Forge uses projects to group services that belong to the same application stack. A project can contain source-built apps, Docker image services, background workers, static sites, and databases.

Use a project as the operational boundary for a stack. It gives you one place to scan services, create resources, follow deployments, wire domains, manage variables, browse data, and configure backups.

Projects are also the boundary for database variable suggestions. When you add an app service, Forge can suggest variables that reference database services in the same project.

Each project can optionally have its own root domain. When set, all services in that project get auto-generated hostnames under the project domain instead of the global root domain:

Project: "My SaaS"
└── Root domain: mysaas.com
Service: "api" → api.mysaas.com
Service: "web" → mysaas.com (root)
Service: "docs" → docs.mysaas.com

Without a project root domain, services fall back to the global wildcard root domain (*.apps.forgecloud.cc). This means you can mix — some projects use their own domain, others share the global one.

DNS setup: One wildcard record per project domain:

A *.mysaas.com → YOUR_VPS_IP

Email integration: If email is enabled, the project root domain auto-suggests an email identity domain (mail.mysaas.com), streamlining the email setup for that project.

Source services are connected to code. Forge can read from:

  • GitHub repositories through the GitHub App connection.
  • Direct Git URLs such as https://github.com/owner/repo.git or git@github.com:owner/repo.git.

Forge builds source services with Railpack and BuildKit, then runs them with Docker.

Typical service work includes:

  • Choosing the source repository and branch.
  • Choosing the root directory for monorepos.
  • Selecting web or worker runtime mode.
  • Setting the internal port for web services.
  • Overriding install, build, or start commands when auto detection is not enough.
  • Setting a static output directory when the build produces static files.
  • Setting environment variables.
  • Running manual deployments.
  • Using push-triggered deployments.
  • Watching build and runtime logs.
  • Assigning generated or custom domains.

Docker image services run a prebuilt container image. Use them when CI already publishes an image, when you want to run third-party software, or when the host Docker daemon already has registry credentials for a private image.

Docker image services can be web or worker services. Web services need an internal container port. Worker services do not.

Forge can create these database engines:

  • PostgreSQL
  • TimescaleDB
  • MySQL
  • Redis
  • MongoDB
  • ClickHouse
  • Qdrant — vector database for AI embeddings and semantic search
  • MinIO — S3-compatible object storage

Database panels give you operational access next to the apps that depend on them.

Depending on the engine, you can browse data, run SQL where applicable, import data, and configure backups.

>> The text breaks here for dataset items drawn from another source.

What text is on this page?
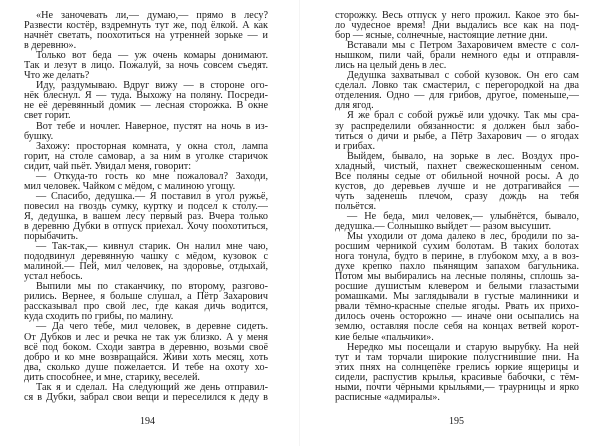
«Не заночевать ли,— думаю,— прямо в лесу?
Развести костёр, вздремнуть тут же, под ёлкой. А как
начнёт светать, поохотиться на утренней зорьке — и
в деревню».
Только вот беда — уж очень комары донимают.
Так и лезут в лицо. Пожалуй, за ночь совсем съедят.
Что же делать?
Иду, раздумываю. Вдруг вижу — в стороне ого-
нёк блеснул. Я — туда. Выхожу на поляну. Посреди-
не её деревянный домик — лесная сторожка. В окне
свет горит.
Вот тебе и ночлег. Наверное, пустят на ночь в из-
бушку.
Захожу: просторная комната, у окна стол, лампа
горит, на столе самовар, а за ним в уголке старичок
сидит, чай пьёт. Увидал меня, говорит:
— Откуда-то гость ко мне пожаловал? Заходи,
мил человек. Чайком с мёдом, с малиною угощу.
— Спасибо, дедушка.— Я поставил в угол ружьё,
повесил на гвоздь сумку, куртку и подсел к столу.—
Я, дедушка, в вашем лесу первый раз. Вчера только
в деревню Дубки в отпуск приехал. Хочу поохотиться,
порыбачить.
— Так-так,— кивнул старик. Он налил мне чаю,
пододвинул деревянную чашку с мёдом, кузовок с
малиной.— Пей, мил человек, на здоровье, отдыхай,
устал небось.
Выпили мы по стаканчику, по второму, разгово-
рились. Вернее, я больше слушал, а Пётр Захарович
рассказывал про свой лес, где какая дичь водится,
куда сходить по грибы, по малину.
— Да чего тебе, мил человек, в деревне сидеть.
От Дубков и лес и речка не так уж близко. А у меня
всё под боком. Сходи завтра в деревню, возьми своё
добро и ко мне возвращайся. Живи хоть месяц, хоть
два, сколько душе пожелается. И тебе на охоту хо-
дить способнее, и мне, старику, веселей.
Так я и сделал. На следующий же день отправил-
ся в Дубки, забрал свои вещи и переселился к деду в
сторожку. Весь отпуск у него прожил. Какое это бы-
ло чудесное время! Дни выдались все как на под-
бор — ясные, солнечные, настоящие летние дни.
Вставали мы с Петром Захаровичем вместе с сол-
нышком, пили чай, брали немного еды и отправля-
лись на целый день в лес.
Дедушка захватывал с собой кузовок. Он его сам
сделал. Ловко так смастерил, с перегородкой на два
отделения. Одно — для грибов, другое, поменьше,—
для ягод.
Я же брал с собой ружьё или удочку. Так мы сра-
зу распределили обязанности: я должен был забо-
титься о дичи и рыбе, а Пётр Захарович — о ягодах
и грибах.
Выйдем, бывало, на зорьке в лес. Воздух про-
хладный, чистый, пахнет свежескошенным сеном.
Все поляны седые от обильной ночной росы. А до
кустов, до деревьев лучше и не дотрагивайся —
чуть заденешь плечом, сразу дождь на тебя
польётся.
— Не беда, мил человек,— улыбнётся, бывало,
дедушка.— Солнышко выйдет — разом высушит.
Мы уходили от дома далеко в лес, бродили по за-
росшим черникой сухим болотам. В таких болотах
нога тонула, будто в перине, в глубоком мху, а в воз-
духе крепко пахло пьянящим запахом багульника.
Потом мы выбирались на лесные поляны, сплошь за-
росшие душистым клевером и белыми глазастыми
ромашками. Мы заглядывали в густые малинники и
рвали тёмно-красные спелые ягоды. Рвать их прихо-
дилось очень осторожно — иначе они осыпались на
землю, оставляя после себя на концах ветвей корот-
кие белые «пальчики».
Нередко мы посещали и старую вырубку. На ней
тут и там торчали широкие полусгнившие пни. На
этих пнях на солнцепёке грелись юркие ящерицы и
сидели, распустив крылья, красивые бабочки, с тём-
ными, почти чёрными крыльями,— траурницы и ярко
расписные «адмиралы».
194	195
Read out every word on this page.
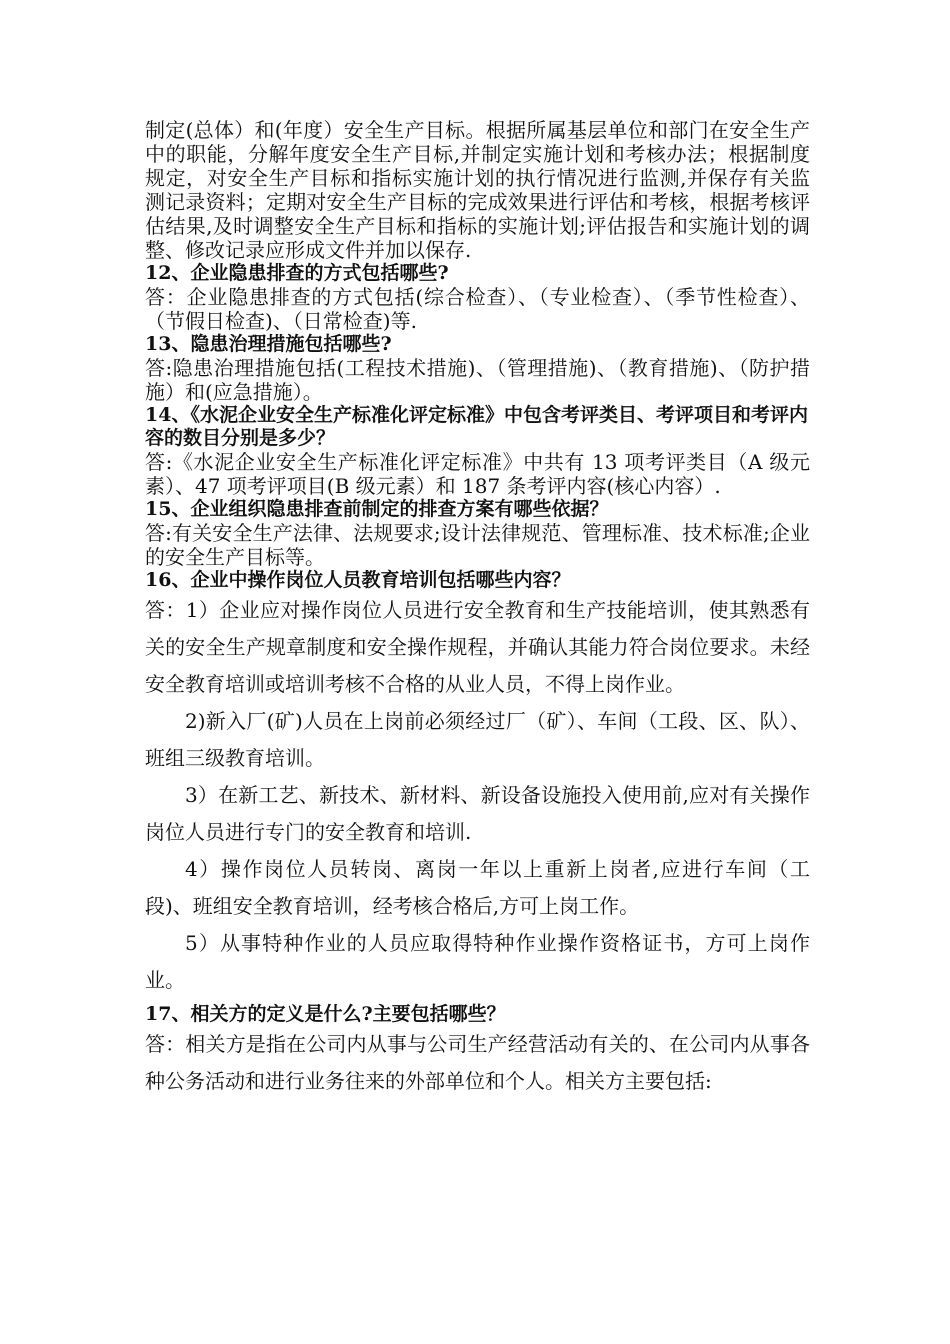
制定(总体）和(年度）安全生产目标。根据所属基层单位和部门在安全生产中的职能，分解年度安全生产目标,并制定实施计划和考核办法；根据制度规定，对安全生产目标和指标实施计划的执行情况进行监测,并保存有关监测记录资料；定期对安全生产目标的完成效果进行评估和考核，根据考核评估结果,及时调整安全生产目标和指标的实施计划;评估报告和实施计划的调整、修改记录应形成文件并加以保存.

12、企业隐患排查的方式包括哪些?

答：企业隐患排查的方式包括(综合检查）、（专业检查）、（季节性检查）、（节假日检查)、（日常检查)等.

13、隐患治理措施包括哪些?

答:隐患治理措施包括(工程技术措施)、（管理措施)、（教育措施)、（防护措施）和(应急措施）。

14、《水泥企业安全生产标准化评定标准》中包含考评类目、考评项目和考评内容的数目分别是多少？

答:《水泥企业安全生产标准化评定标准》中共有 13 项考评类目（A 级元素）、47 项考评项目(B 级元素）和 187 条考评内容(核心内容）.

15、企业组织隐患排查前制定的排查方案有哪些依据？

答:有关安全生产法律、法规要求;设计法律规范、管理标准、技术标准;企业的安全生产目标等。

16、企业中操作岗位人员教育培训包括哪些内容？

答：1）企业应对操作岗位人员进行安全教育和生产技能培训，使其熟悉有关的安全生产规章制度和安全操作规程，并确认其能力符合岗位要求。未经安全教育培训或培训考核不合格的从业人员，不得上岗作业。

2)新入厂(矿)人员在上岗前必须经过厂（矿）、车间（工段、区、队）、班组三级教育培训。

3）在新工艺、新技术、新材料、新设备设施投入使用前,应对有关操作岗位人员进行专门的安全教育和培训.

4）操作岗位人员转岗、离岗一年以上重新上岗者,应进行车间（工段)、班组安全教育培训，经考核合格后,方可上岗工作。

5）从事特种作业的人员应取得特种作业操作资格证书，方可上岗作业。

17、相关方的定义是什么?主要包括哪些？

答：相关方是指在公司内从事与公司生产经营活动有关的、在公司内从事各种公务活动和进行业务往来的外部单位和个人。相关方主要包括:
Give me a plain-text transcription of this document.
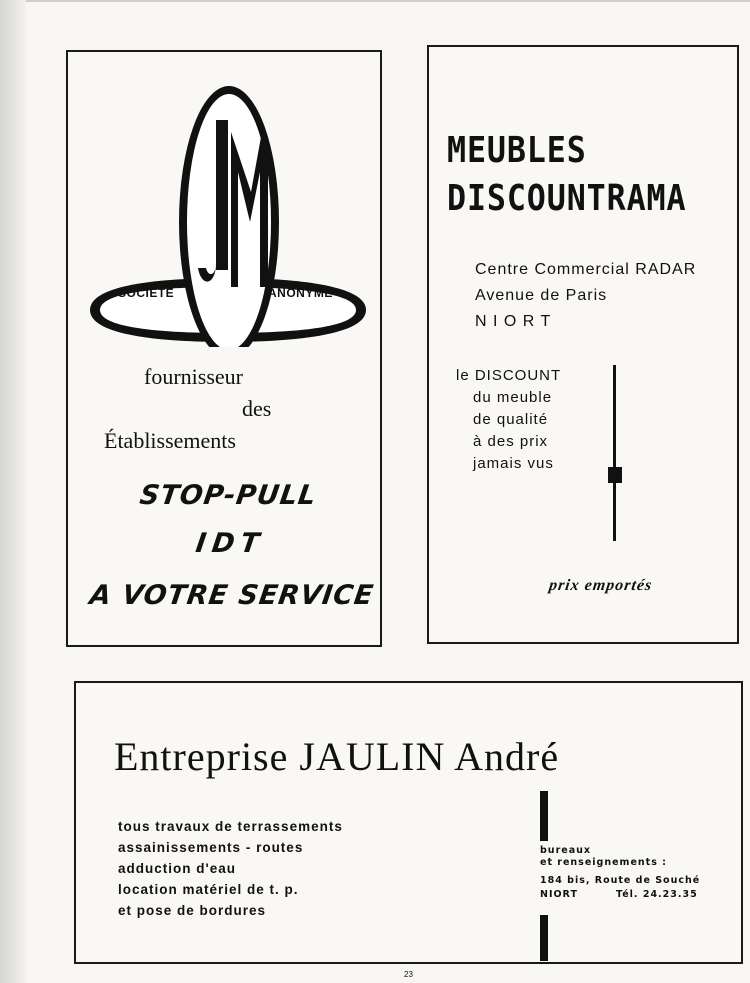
SOCIETE	ANONYME
fournisseur
des
Établissements
STOP-PULL
IDT
A VOTRE SERVICE
MEUBLES
DISCOUNTRAMA
Centre Commercial RADAR
Avenue de Paris
N I O R T
le DISCOUNT
du meuble
de qualité
à des prix
jamais vus
prix emportés
Entreprise JAULIN André
tous travaux de terrassements
assainissements - routes
adduction d'eau
location matériel de t. p.
et pose de bordures
bureaux
et renseignements :
184 bis, Route de Souché
NIORT	Tél. 24.23.35
23
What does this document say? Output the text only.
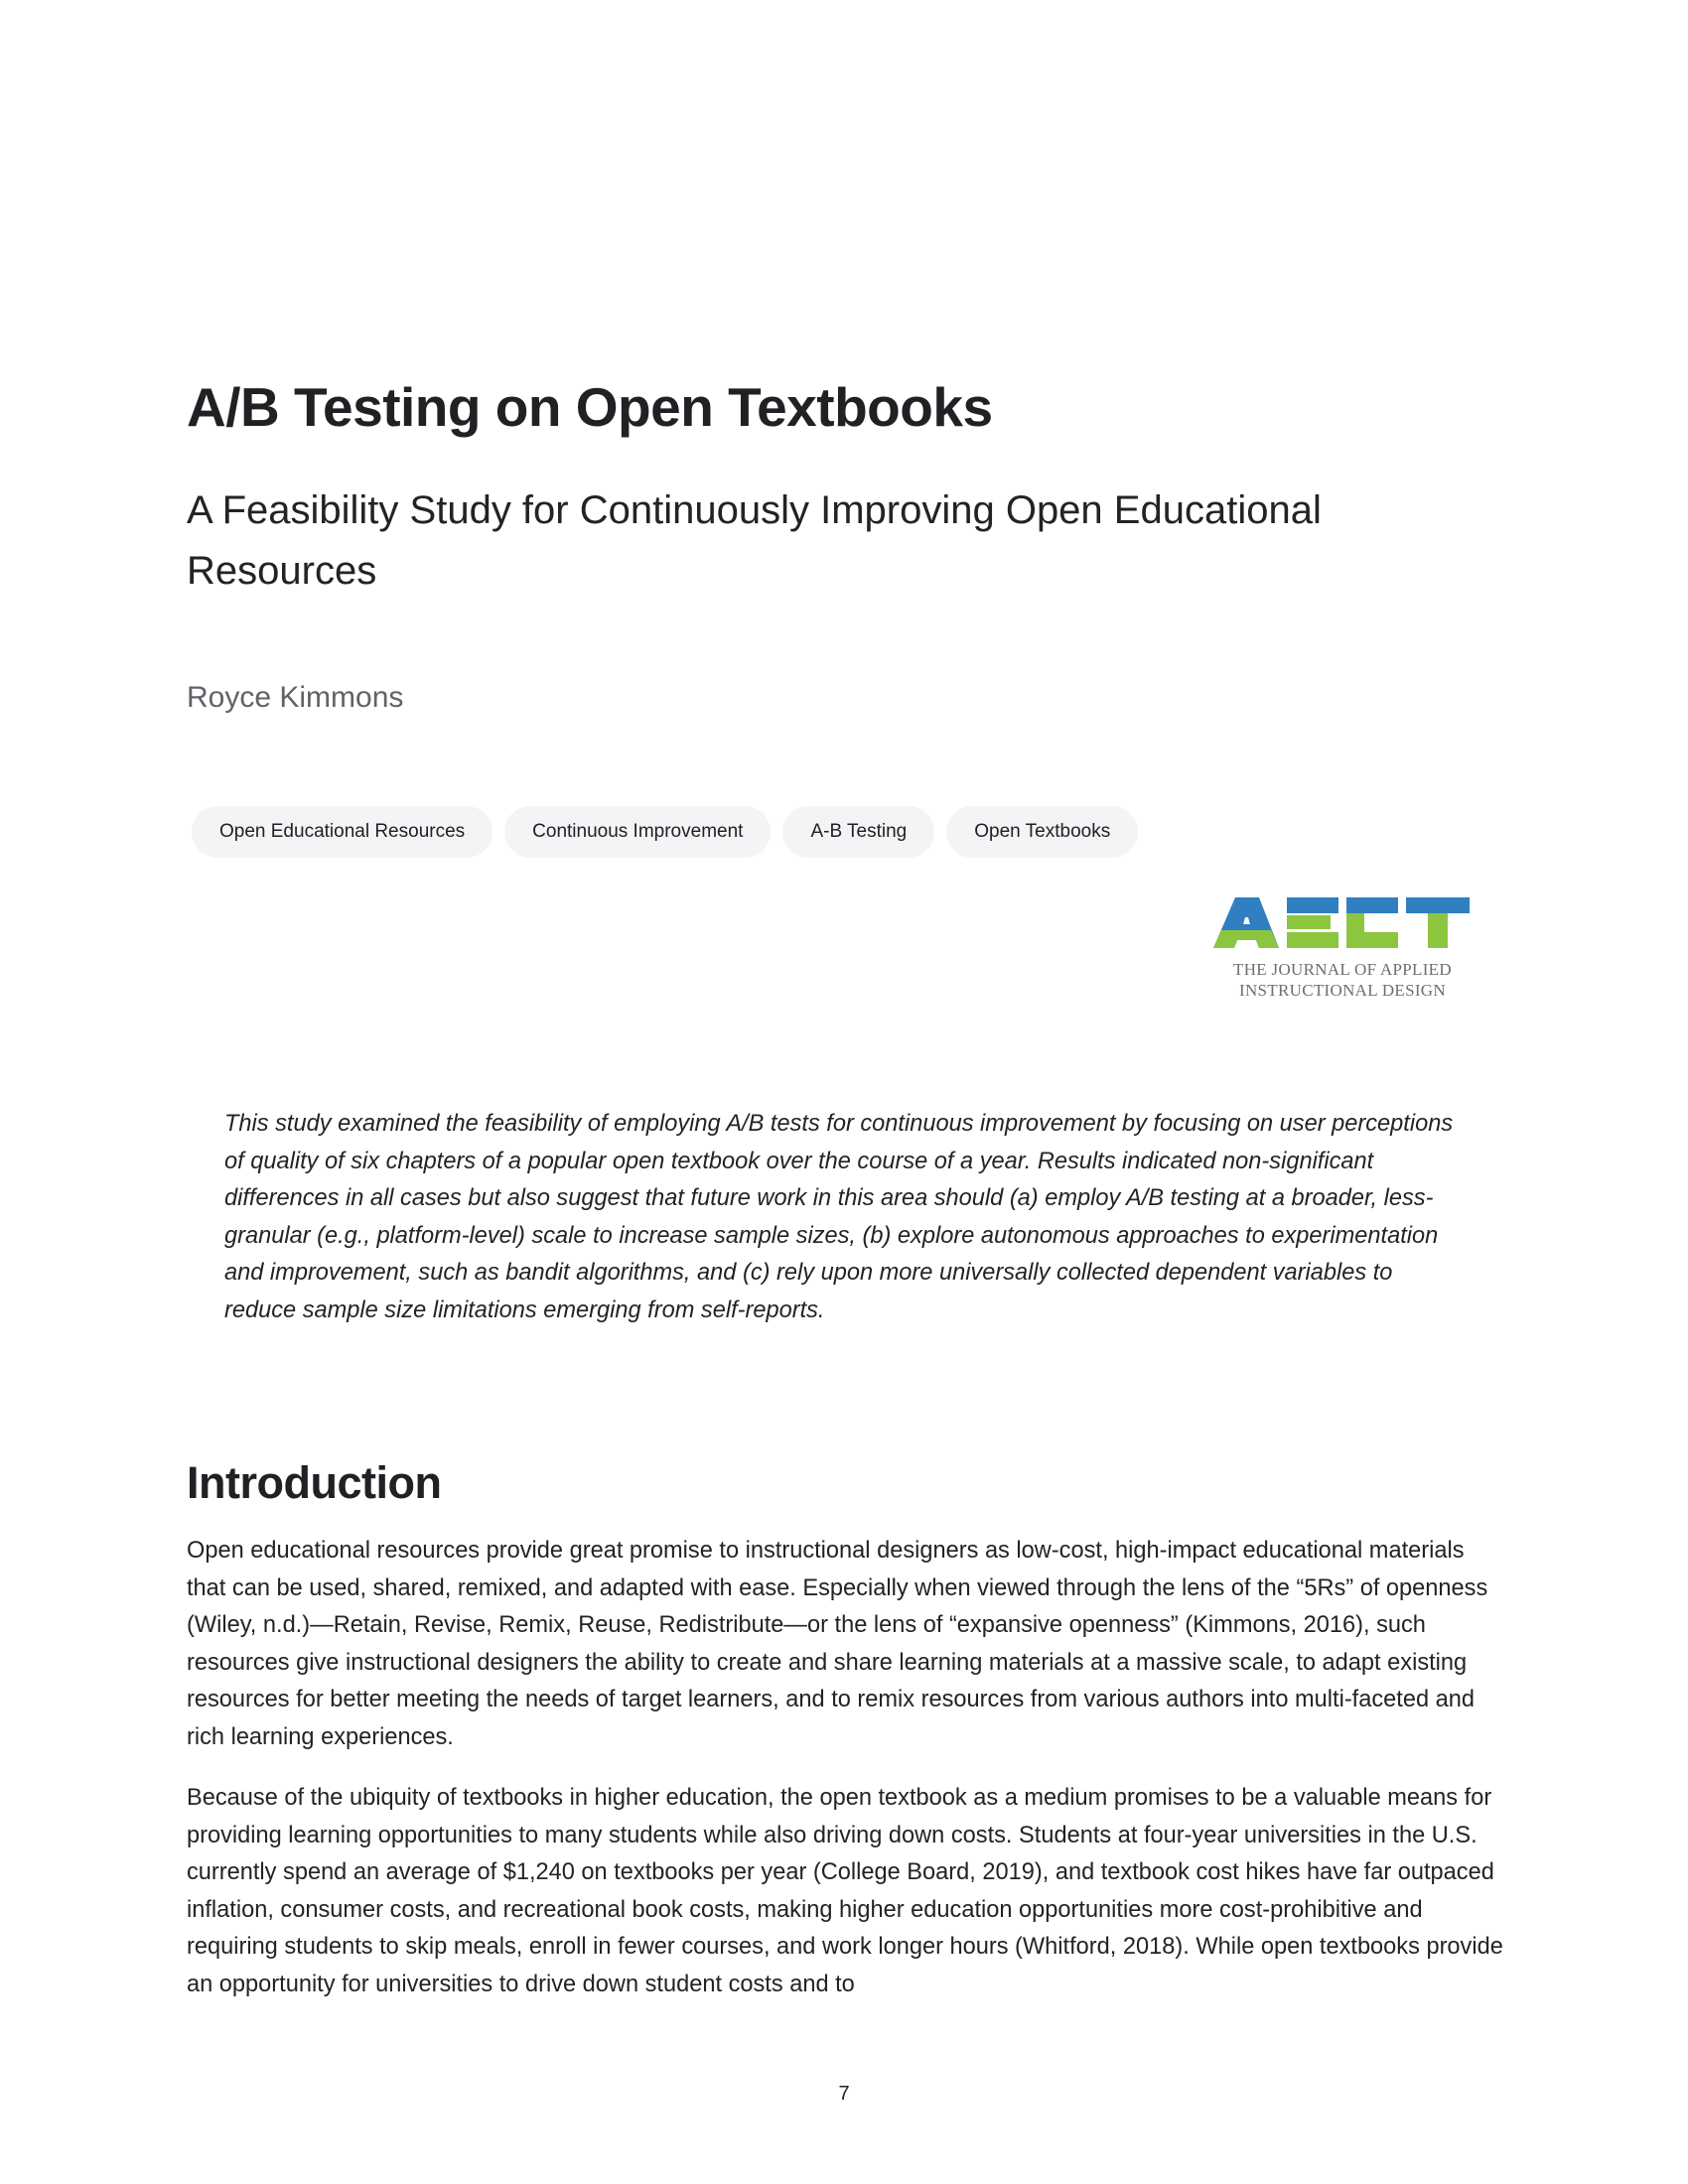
A/B Testing on Open Textbooks
A Feasibility Study for Continuously Improving Open Educational Resources

Royce Kimmons

Open Educational Resources	Continuous Improvement	A-B Testing	Open Textbooks
THE JOURNAL OF APPLIED
INSTRUCTIONAL DESIGN

This study examined the feasibility of employing A/B tests for continuous improvement by focusing on user perceptions of quality of six chapters of a popular open textbook over the course of a year. Results indicated non-significant differences in all cases but also suggest that future work in this area should (a) employ A/B testing at a broader, less-granular (e.g., platform-level) scale to increase sample sizes, (b) explore autonomous approaches to experimentation and improvement, such as bandit algorithms, and (c) rely upon more universally collected dependent variables to reduce sample size limitations emerging from self-reports.

Introduction

Open educational resources provide great promise to instructional designers as low-cost, high-impact educational materials that can be used, shared, remixed, and adapted with ease. Especially when viewed through the lens of the “5Rs” of openness (Wiley, n.d.)—Retain, Revise, Remix, Reuse, Redistribute—or the lens of “expansive openness” (Kimmons, 2016), such resources give instructional designers the ability to create and share learning materials at a massive scale, to adapt existing resources for better meeting the needs of target learners, and to remix resources from various authors into multi-faceted and rich learning experiences.

Because of the ubiquity of textbooks in higher education, the open textbook as a medium promises to be a valuable means for providing learning opportunities to many students while also driving down costs. Students at four-year universities in the U.S. currently spend an average of $1,240 on textbooks per year (College Board, 2019), and textbook cost hikes have far outpaced inflation, consumer costs, and recreational book costs, making higher education opportunities more cost-prohibitive and requiring students to skip meals, enroll in fewer courses, and work longer hours (Whitford, 2018). While open textbooks provide an opportunity for universities to drive down student costs and to

7
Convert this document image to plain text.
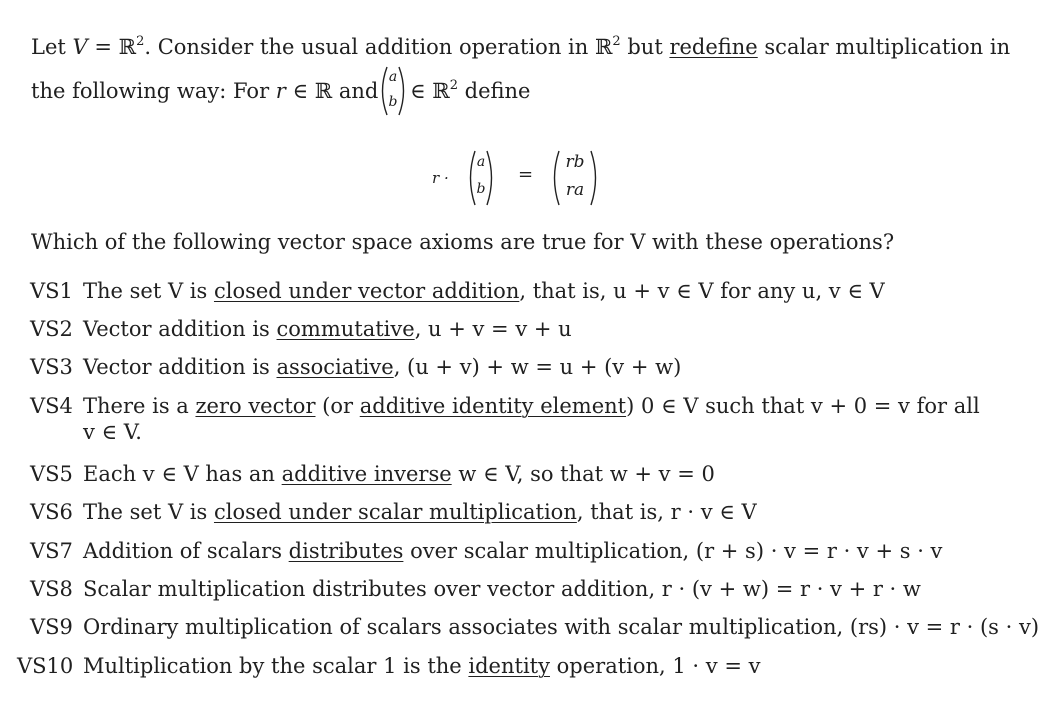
Let V = ℝ$^2$. Consider the usual addition operation in ℝ$^2$ but redefine scalar multiplication in
the following way: For r ∈ ℝ and
a
b ∈ ℝ$^2$ define
r ·
a
b
=
rb
ra
Which of the following vector space axioms are true for V with these operations?
VS1 The set V is closed under vector addition, that is, u + v ∈ V for any u, v ∈ V
VS2 Vector addition is commutative, u + v = v + u
VS3 Vector addition is associative, (u + v) + w = u + (v + w)
VS4 There is a zero vector (or additive identity element) 0 ∈ V such that v + 0 = v for all
v ∈ V.
VS5 Each v ∈ V has an additive inverse w ∈ V, so that w + v = 0
VS6 The set V is closed under scalar multiplication, that is, r · v ∈ V
VS7 Addition of scalars distributes over scalar multiplication, (r + s) · v = r · v + s · v
VS8 Scalar multiplication distributes over vector addition, r · (v + w) = r · v + r · w
VS9 Ordinary multiplication of scalars associates with scalar multiplication, (rs) · v = r · (s · v)
VS10 Multiplication by the scalar 1 is the identity operation, 1 · v = v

Services expose tabs based on their type:

  • Overview for status and warnings.
  • Deployments for manual deploys, queue state, build logs, aborts, and deployment history.
  • Logs for runtime logs.
  • Variables for environment variables.
  • Domains for generated and custom hostnames.
  • Data, SQL, and Backups for database services where supported.
  • Settings for runtime and database settings.

Forge tracks service status separately from deployment status. A service can be active while a newer deployment is queued or building.

Web and static services get a preferred URL. Database services can get public hostnames when database public access is enabled and the root domain is configured.

Forge keeps the runtime pieces visible: Docker containers, persistent database volumes, Caddy routes, BuildKit builds, generated service domains, variables, logs, backups, and maintenance all stay close to the service they affect.